Why is poo so taboo?

Posted by Heather Doggett on 12 July 2019

 I recently overheard eldest daughter explaining in detail to her friend what a ‘normal’ poo should look like, much to the horror of said friend – she is her mother’s daughter! 

Poo consists of food, bacteria, mucus and dead cells.   Food travels through eight metres of intestine from the time it enters the mouth of an adult until it comes out the other end; this can take between 24–72 hours. The time it takes for ingested food to travel through the human gut – also called transit time – affects the amount of harmful degradation products produced along the way. This means that transit time is a key factor in a healthy digestive system.  Research suggests that a shorter transit time is associated with improved bowel health. 

Transit time is also a key factor in the activity of the intestinal bacteria and this emphasises the importance of preventing constipation which affects 1 in 7 people.  Constipation can be considered a risk factor for some diseases including bowel cancer, diverticular disease – inflamed or infected pockets in the large bowel – and anal fissures – a tear or sore near the anus.

How experts define constipation can be different to the general public’s perception – they would suggest the following could be used to format a definition of constipation:-

  • abdominal discomfort, pain and bloating – clothes not fitting as well as usual
  • rectal discomfort – bleeding from pushing too hard, pain or burning sensation in the anal area
  • infrequent bowel movements and hard stools – normal can range from three times a day to three times a week
  • sensory dysfunction – not having the urge to go or a sense of incomplete evacuation
  • flatulence and bloating – noisy or smelly wind
  • faecal incontinence – uncontrolled leakage or rectal bleeding

However, most people would include:-

  • spending a long time on the toilet unable to pass a stool
  • straining
  • needing to use laxatives

One key message is that you need to know what is normal for you and then look out for changes.  Any persistent change – either diarrhoea or constipation – of more than 3 weeks should necessitate seeing your GP.

It is generally accepted that our Western diet is linked to constipation and bowel disease.  Epidemiological studies demonstrate far less incidence of bowel cancer and diverticular disease, for example, in countries where a high fibre diet is the norm.  
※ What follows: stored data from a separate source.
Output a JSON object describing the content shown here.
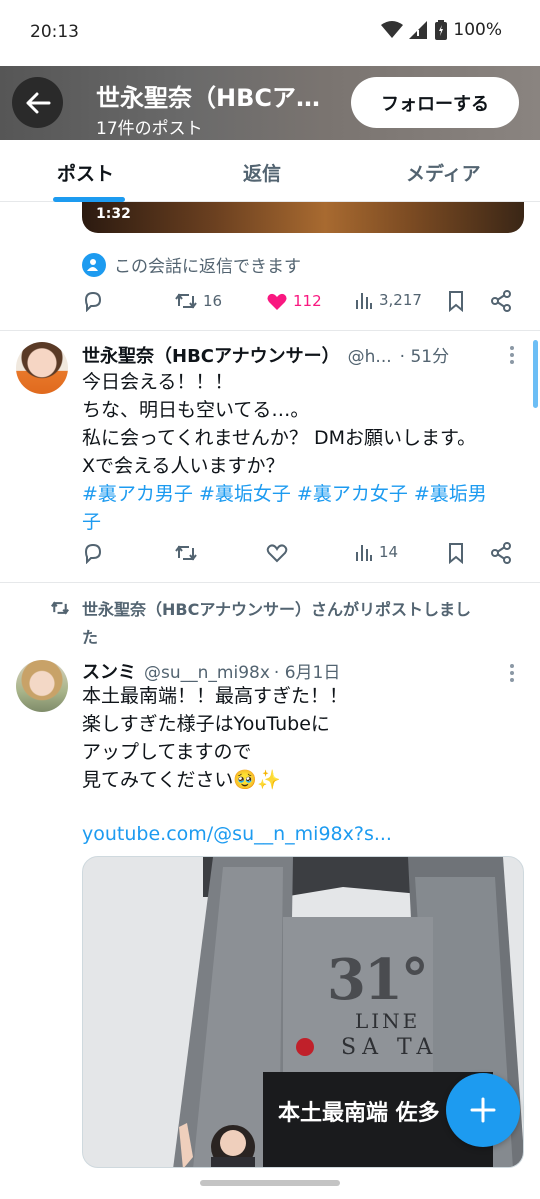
{
  "status_bar": {
    "time": "20:13",
    "battery": "100%"
  },
  "header": {
    "title": "世永聖奈（HBCア…",
    "subtitle": "17件のポスト",
    "follow_label": "フォローする"
  },
  "tabs": [
    {
      "label": "ポスト",
      "active": true
    },
    {
      "label": "返信",
      "active": false
    },
    {
      "label": "メディア",
      "active": false
    }
  ],
  "prev_post": {
    "video_duration": "1:32",
    "reply_note": "この会話に返信できます",
    "actions": {
      "reposts": "16",
      "likes": "112",
      "views": "3,217",
      "liked": true
    }
  },
  "post1": {
    "name": "世永聖奈（HBCアナウンサー）",
    "handle": "@h...",
    "time": "· 51分",
    "lines": [
      "今日会える！！！",
      "ちな、明日も空いてる…。",
      "私に会ってくれませんか？ DMお願いします。",
      "Xで会える人いますか？"
    ],
    "hashtags_line1": "#裏アカ男子 #裏垢女子 #裏アカ女子 #裏垢男",
    "hashtags_line2": "子",
    "actions": {
      "views": "14"
    }
  },
  "repost_notice": {
    "line1": "世永聖奈（HBCアナウンサー）さんがリポストしまし",
    "line2": "た"
  },
  "post2": {
    "name": "スンミ",
    "handle": "@su__n_mi98x",
    "time": "· 6月1日",
    "lines": [
      "本土最南端！！最高すぎた！！",
      "楽しすぎた様子はYouTubeに",
      "アップしてますので",
      "見てみてください🥹✨"
    ],
    "link": "youtube.com/@su__n_mi98x?s...",
    "image_signs": {
      "number": "31°",
      "line": "LINE",
      "place": "SA TA",
      "banner": "本土最南端 佐多"
    }
  },
  "colors": {
    "accent": "#1d9bf0",
    "like": "#f91880",
    "secondary_text": "#536471"
  }
}
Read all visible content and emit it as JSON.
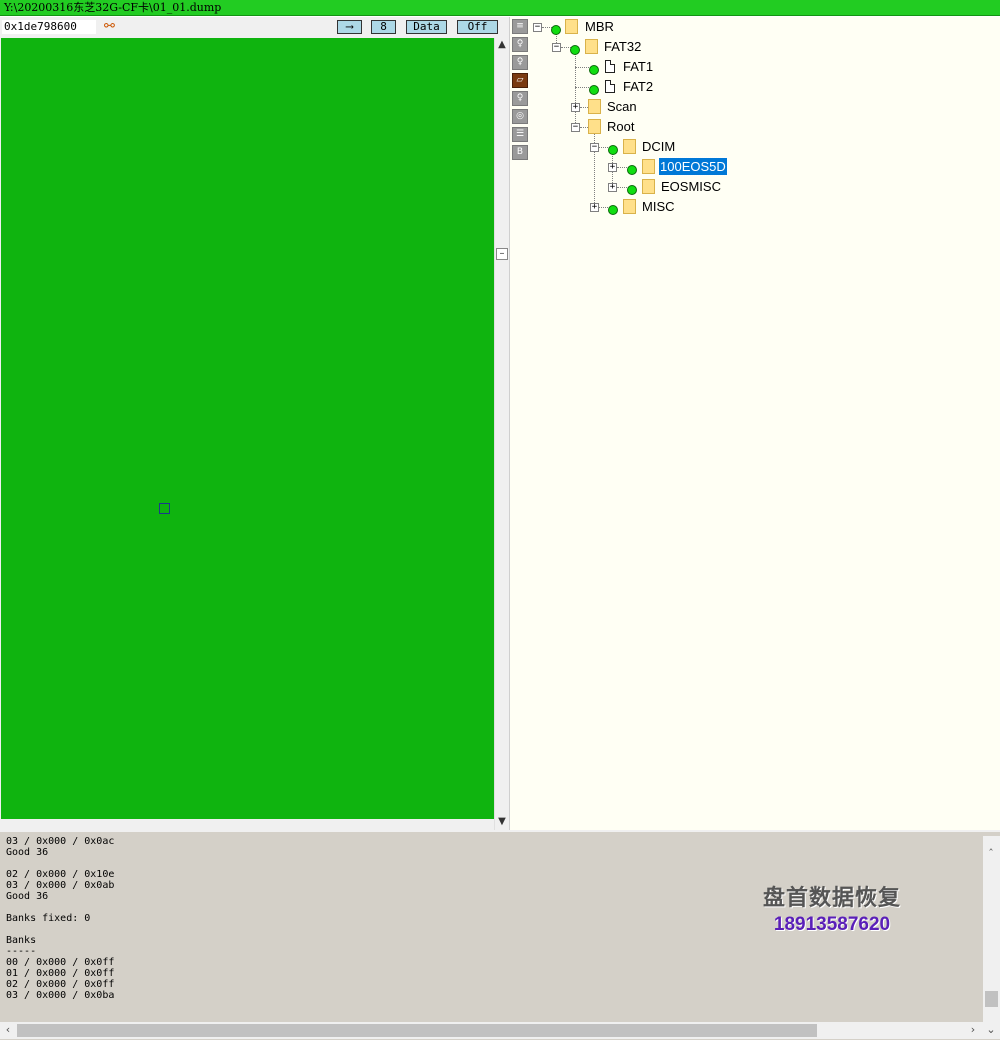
{
  "window": {
    "title": "Y:\\20200316东芝32G-CF卡\\01_01.dump"
  },
  "toolbar": {
    "address": "0x1de798600",
    "link_icon": "chain-link-icon",
    "arrow_button": "⟶",
    "size_button": "8",
    "mode_button": "Data",
    "toggle_button": "Off"
  },
  "sector_map": {
    "status_color": "#0fb40f",
    "current_cell_color": "#1a3a8a"
  },
  "side_icons": [
    "list-icon",
    "lightbulb-icon",
    "lightbulb-icon",
    "map-icon",
    "lightbulb-icon",
    "eye-icon",
    "document-icon",
    "bold-b-icon"
  ],
  "tree": {
    "nodes": [
      {
        "label": "MBR",
        "icon": "folder-icon",
        "status": "green"
      },
      {
        "label": "FAT32",
        "icon": "folder-icon",
        "status": "green"
      },
      {
        "label": "FAT1",
        "icon": "file-icon",
        "status": "green"
      },
      {
        "label": "FAT2",
        "icon": "file-icon",
        "status": "green"
      },
      {
        "label": "Scan",
        "icon": "folder-icon"
      },
      {
        "label": "Root",
        "icon": "folder-icon"
      },
      {
        "label": "DCIM",
        "icon": "folder-icon",
        "status": "green"
      },
      {
        "label": "100EOS5D",
        "icon": "folder-icon",
        "status": "green",
        "selected": true
      },
      {
        "label": "EOSMISC",
        "icon": "folder-icon",
        "status": "green"
      },
      {
        "label": "MISC",
        "icon": "folder-icon",
        "status": "green"
      }
    ]
  },
  "log": {
    "text": "03 / 0x000 / 0x0ac\nGood 36\n\n02 / 0x000 / 0x10e\n03 / 0x000 / 0x0ab\nGood 36\n\nBanks fixed: 0\n\nBanks\n-----\n00 / 0x000 / 0x0ff\n01 / 0x000 / 0x0ff\n02 / 0x000 / 0x0ff\n03 / 0x000 / 0x0ba"
  },
  "watermark": {
    "line1": "盘首数据恢复",
    "line2": "18913587620"
  },
  "colors": {
    "titlebar": "#22cc22",
    "sector_good": "#0fb40f",
    "tree_background": "#fffff4",
    "log_background": "#d4d0c8",
    "selection": "#0078d7",
    "status_dot": "#11dd11"
  }
}
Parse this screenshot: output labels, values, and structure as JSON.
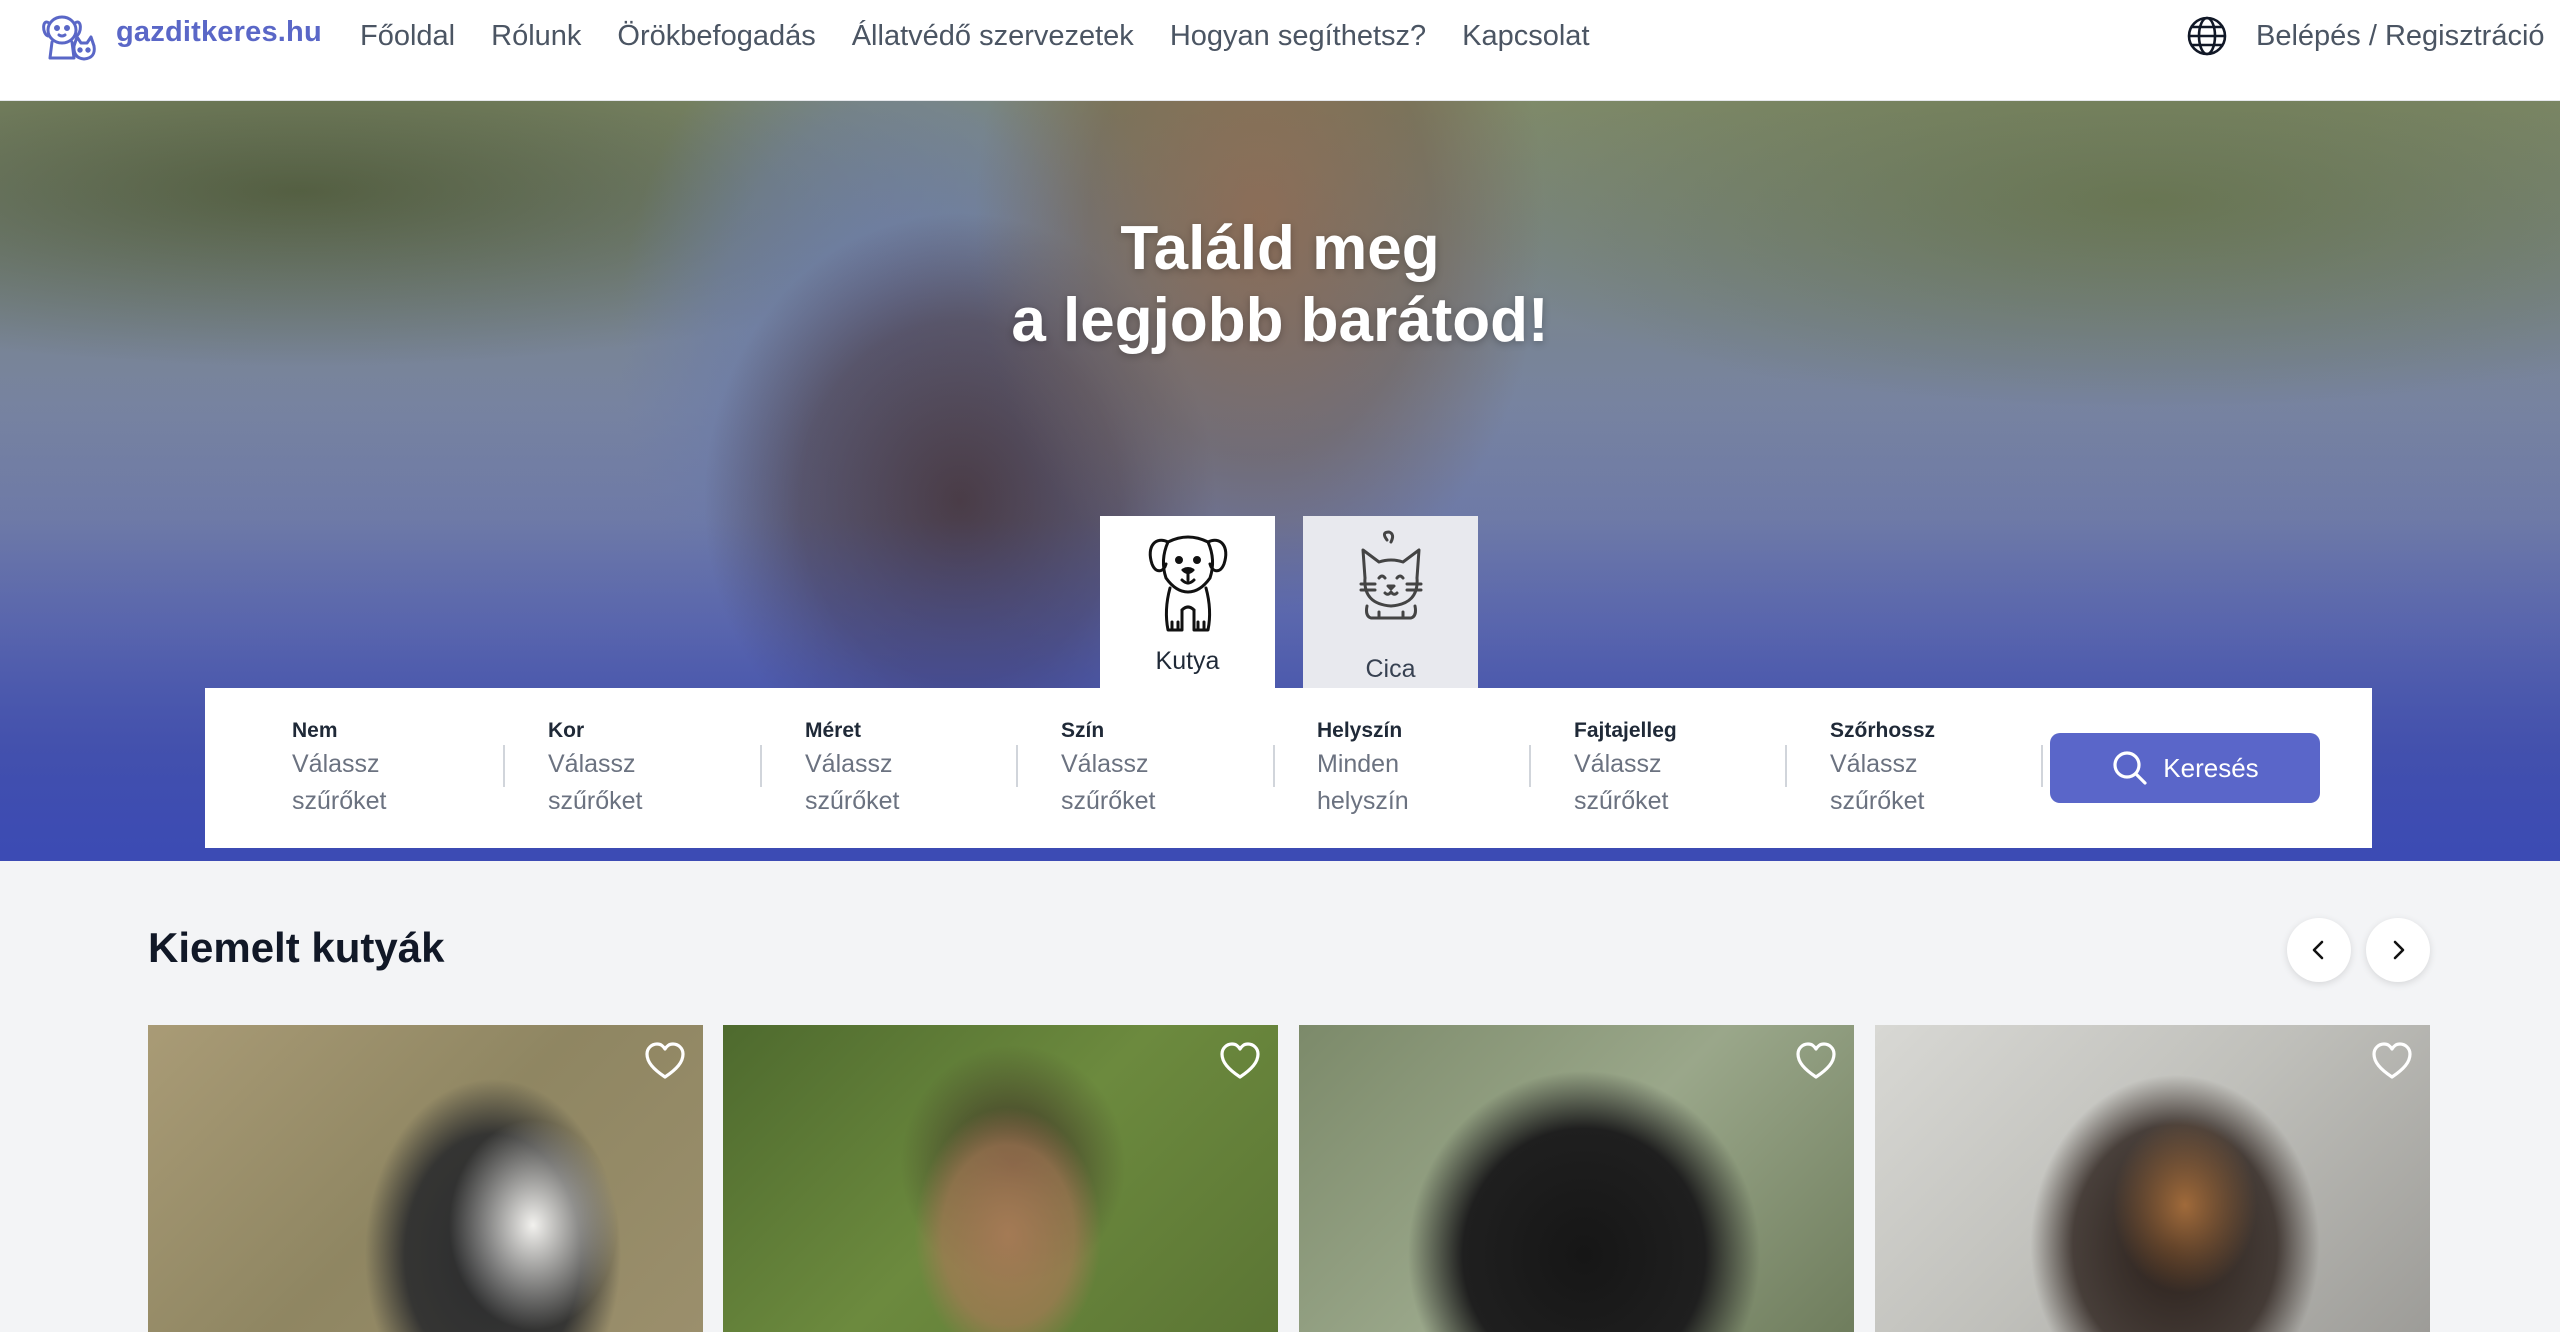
{
  "header": {
    "logo_text": "gazditkeres.hu",
    "nav": [
      {
        "label": "Főoldal"
      },
      {
        "label": "Rólunk"
      },
      {
        "label": "Örökbefogadás"
      },
      {
        "label": "Állatvédő szervezetek"
      },
      {
        "label": "Hogyan segíthetsz?"
      },
      {
        "label": "Kapcsolat"
      }
    ],
    "language_icon": "globe-icon",
    "login_label": "Belépés / Regisztráció"
  },
  "hero": {
    "title_line1": "Találd meg",
    "title_line2": "a legjobb barátod!",
    "tabs": [
      {
        "label": "Kutya",
        "icon": "dog-icon",
        "selected": true
      },
      {
        "label": "Cica",
        "icon": "cat-icon",
        "selected": false
      }
    ]
  },
  "filters": [
    {
      "title": "Nem",
      "value": "Válassz szűrőket"
    },
    {
      "title": "Kor",
      "value": "Válassz szűrőket"
    },
    {
      "title": "Méret",
      "value": "Válassz szűrőket"
    },
    {
      "title": "Szín",
      "value": "Válassz szűrőket"
    },
    {
      "title": "Helyszín",
      "value": "Minden helyszín"
    },
    {
      "title": "Fajtajelleg",
      "value": "Válassz szűrőket"
    },
    {
      "title": "Szőrhossz",
      "value": "Válassz szűrőket"
    }
  ],
  "search": {
    "label": "Keresés",
    "icon": "search-icon"
  },
  "featured": {
    "title": "Kiemelt kutyák",
    "cards": [
      {
        "photo": "husky-photo",
        "favorite_icon": "heart-icon"
      },
      {
        "photo": "brown-dog-photo",
        "favorite_icon": "heart-icon"
      },
      {
        "photo": "black-dog-photo",
        "favorite_icon": "heart-icon"
      },
      {
        "photo": "tan-black-dog-photo",
        "favorite_icon": "heart-icon"
      }
    ]
  },
  "colors": {
    "brand": "#5a66c9",
    "hero_bottom": "#3c4bb4",
    "background": "#f3f4f6"
  }
}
To help food pass through the colon, eat regularly and follow a diet rich in fibre (fruit, vegetables, pulses, nuts, wholegrain bread, pasta and rice).  The recommendation for adults of 30g of fibre per day is on average double our current intake.  Drink plenty of water – this is even more important when you increase the amount of fibre in the diet – fibre adds bulk to stools but water is needed to maintain moistness and, as such, makes it easier to pass through the large bowel and ultimately have a poo. Meat slows down the transit time and should be reduced in the diet whilst physical activity speeds up the rate food passes thorough the bowel.  

If you are a little skittish about discussing your poo, may I recommend a perusal through the Bristol Stool chart – this will allow you to identify your poo without the need to describe it in graphic detail.  

For the rest of us – lets keep talking poo and get rid of the taboo!